In a very sincere voice with not a hint of arrogance or cockiness, He said, "Just trust Me." Those are the words we often hear in movies just before something bad happens. And yet we are asked to trust our Master on a daily basis with our dreams, fantasies, well being, etc. In a society where most tend to take control of their own lives, trusting one’s Master has become a cliché rather than a life-changing attitude towards our submission. We say it, but do we really mean it? And what does trusting your Master look like?
Trust is foundational in all relationships but mostly in a BDSM relationship because it creates a safe environment for intimacy and exploration to grow. If your relationship is going to work you need to be able to trust your Master with your past, your present and your future. Trust takes time and effort, and is easily broken and hard to restore but if you’re willing to work at it, the reward is the relationship you’ve always dreamed of.
I have found that one of the biggest areas that need constant attention to build this trust is communication… honest communication. You can’t communicate honestly if you’re always second-guessing how your Master will react and rephrasing your thoughts to fit in with His agenda. It takes work and if you’ve been hurt in the past, it can be especially difficult to open up. Don’t hide behind your emotions dealing with your past relationships. Being open means talking about things you may have never talked about with another human being before in your life. It means being vulnerable and honest with your Master, completely and unabashedly. It means opening yourself up to possible hurt and disappointment. Or my worst fear, seeing disappointment on His face. But it also means opening yourself up to the full potential of all a BDSM relationship can be.
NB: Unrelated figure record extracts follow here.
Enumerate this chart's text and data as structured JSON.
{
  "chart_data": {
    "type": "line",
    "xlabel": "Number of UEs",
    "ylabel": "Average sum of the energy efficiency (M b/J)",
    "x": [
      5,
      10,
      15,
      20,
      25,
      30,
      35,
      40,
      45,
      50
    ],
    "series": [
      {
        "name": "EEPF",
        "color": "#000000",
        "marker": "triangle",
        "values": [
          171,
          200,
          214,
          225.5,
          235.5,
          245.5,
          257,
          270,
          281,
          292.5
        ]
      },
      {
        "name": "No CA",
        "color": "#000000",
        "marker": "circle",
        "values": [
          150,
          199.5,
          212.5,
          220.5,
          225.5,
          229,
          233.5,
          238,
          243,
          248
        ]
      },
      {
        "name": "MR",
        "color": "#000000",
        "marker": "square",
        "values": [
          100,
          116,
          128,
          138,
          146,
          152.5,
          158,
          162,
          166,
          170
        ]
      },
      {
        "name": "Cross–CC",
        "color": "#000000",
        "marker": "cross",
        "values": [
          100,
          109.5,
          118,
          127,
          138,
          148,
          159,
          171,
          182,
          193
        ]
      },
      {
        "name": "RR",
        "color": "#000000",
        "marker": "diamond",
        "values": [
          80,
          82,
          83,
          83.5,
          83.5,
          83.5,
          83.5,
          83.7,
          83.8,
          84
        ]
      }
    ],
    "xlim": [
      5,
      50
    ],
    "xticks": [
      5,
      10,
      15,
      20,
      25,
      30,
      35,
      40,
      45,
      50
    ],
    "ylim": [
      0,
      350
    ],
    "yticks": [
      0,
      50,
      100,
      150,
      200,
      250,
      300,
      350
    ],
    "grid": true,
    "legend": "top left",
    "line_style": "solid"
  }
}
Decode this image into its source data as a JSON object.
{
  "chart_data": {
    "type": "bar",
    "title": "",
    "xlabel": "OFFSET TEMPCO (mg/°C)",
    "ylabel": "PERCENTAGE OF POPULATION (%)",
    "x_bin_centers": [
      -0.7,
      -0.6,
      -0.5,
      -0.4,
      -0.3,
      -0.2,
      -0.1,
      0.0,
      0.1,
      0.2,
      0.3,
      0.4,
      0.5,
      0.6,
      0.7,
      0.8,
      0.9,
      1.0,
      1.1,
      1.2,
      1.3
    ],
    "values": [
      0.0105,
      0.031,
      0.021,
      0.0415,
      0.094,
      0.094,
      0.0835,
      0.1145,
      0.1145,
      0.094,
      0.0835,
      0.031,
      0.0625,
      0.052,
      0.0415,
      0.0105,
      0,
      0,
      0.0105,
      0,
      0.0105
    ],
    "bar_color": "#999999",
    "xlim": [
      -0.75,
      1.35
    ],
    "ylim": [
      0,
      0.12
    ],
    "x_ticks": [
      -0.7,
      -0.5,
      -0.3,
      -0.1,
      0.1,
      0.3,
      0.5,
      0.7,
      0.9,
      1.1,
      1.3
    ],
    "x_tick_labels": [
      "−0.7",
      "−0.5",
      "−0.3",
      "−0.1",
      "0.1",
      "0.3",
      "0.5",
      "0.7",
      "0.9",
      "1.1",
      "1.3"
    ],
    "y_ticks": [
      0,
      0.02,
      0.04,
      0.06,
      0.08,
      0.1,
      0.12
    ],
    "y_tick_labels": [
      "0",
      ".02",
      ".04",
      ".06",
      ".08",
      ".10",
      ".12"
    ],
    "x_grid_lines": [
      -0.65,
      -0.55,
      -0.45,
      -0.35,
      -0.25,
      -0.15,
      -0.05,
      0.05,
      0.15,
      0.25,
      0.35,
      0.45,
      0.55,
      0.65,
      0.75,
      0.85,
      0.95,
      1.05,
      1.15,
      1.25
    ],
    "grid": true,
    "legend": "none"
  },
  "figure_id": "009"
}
For Master and me, my obedience is expected. It is something that is non-negotiable within our relationship. We have had our challenges in learning trust over the years. However, through a lot of heart to heart communication and tears, we have found the level of me trusting Him with everything concerning my life. His consistent decision making is one of the ways that we build trust with each other. I am sure that He will let me down from time to time, as I will Him. But the continued open communication will eliminate those times to a bare minimal. “Just trust Me” is not a cliché’, but the goal we all must strive for.